Pero lo que más me gustó cuando releí ese libro para cotejarlo, después de que lo volvieron película, fue la mención de las plumas Esterbrook, pues tuve una de las primeras y a la vez conocí la etapa del manguillo y el tintero que dígase lo que se quiera llegó a procurar decorosas caligrafías, con o sin el sistema Palmer.

También las divas. Su Muy Kay, Tongolele y Kalantán, quienes hasta llegaron a encontrarse incluidas en una canción que hasta donde recuerdo escuché por primera vez en boca del después filósofo y profesor neomarxista Enrique González Rojo, cuya primer esposa, Graciela Philips, era gran conocedora de la música clásica transmitida por la radio en la XELA y la XEN. Está el recuerdo de la nevería La Bella Italia, donde no vendían paletas Kiko y la batuta del italiano Umberto Zanolli.

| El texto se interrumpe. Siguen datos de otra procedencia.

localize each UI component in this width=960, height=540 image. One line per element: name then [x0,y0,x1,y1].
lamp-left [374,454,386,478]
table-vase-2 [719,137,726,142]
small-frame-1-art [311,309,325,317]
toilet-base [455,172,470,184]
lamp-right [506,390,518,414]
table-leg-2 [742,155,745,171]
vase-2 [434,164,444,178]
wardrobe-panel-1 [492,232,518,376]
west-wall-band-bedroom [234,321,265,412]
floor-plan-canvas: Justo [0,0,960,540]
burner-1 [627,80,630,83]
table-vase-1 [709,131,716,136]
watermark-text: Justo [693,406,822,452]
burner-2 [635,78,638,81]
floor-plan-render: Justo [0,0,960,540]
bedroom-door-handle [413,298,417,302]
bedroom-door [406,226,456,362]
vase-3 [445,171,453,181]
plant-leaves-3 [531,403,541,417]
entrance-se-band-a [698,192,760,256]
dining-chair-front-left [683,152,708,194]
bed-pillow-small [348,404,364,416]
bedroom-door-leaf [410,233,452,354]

Estos renglones son un discretísimo recuerdo a uno de los personajes de la cultura mexicana de mayor incidencia que tuvimos el privilegio de conocer aunque fuera aleatoriamente y va mi pésame a la incansable Cristina Pacheco y más que nada a mi casi ex discípula en la Facultad de Filosofía y Letras: Laura Emilia, extensivo a Cecilia, con el más sentido y a la vez afectuoso abrazo de pésame. El espíritu de José Emilio trasciende con mucho el tiempo de su curso terreno que aquí me permito con todo respeto dedicar a estas tres mujeres.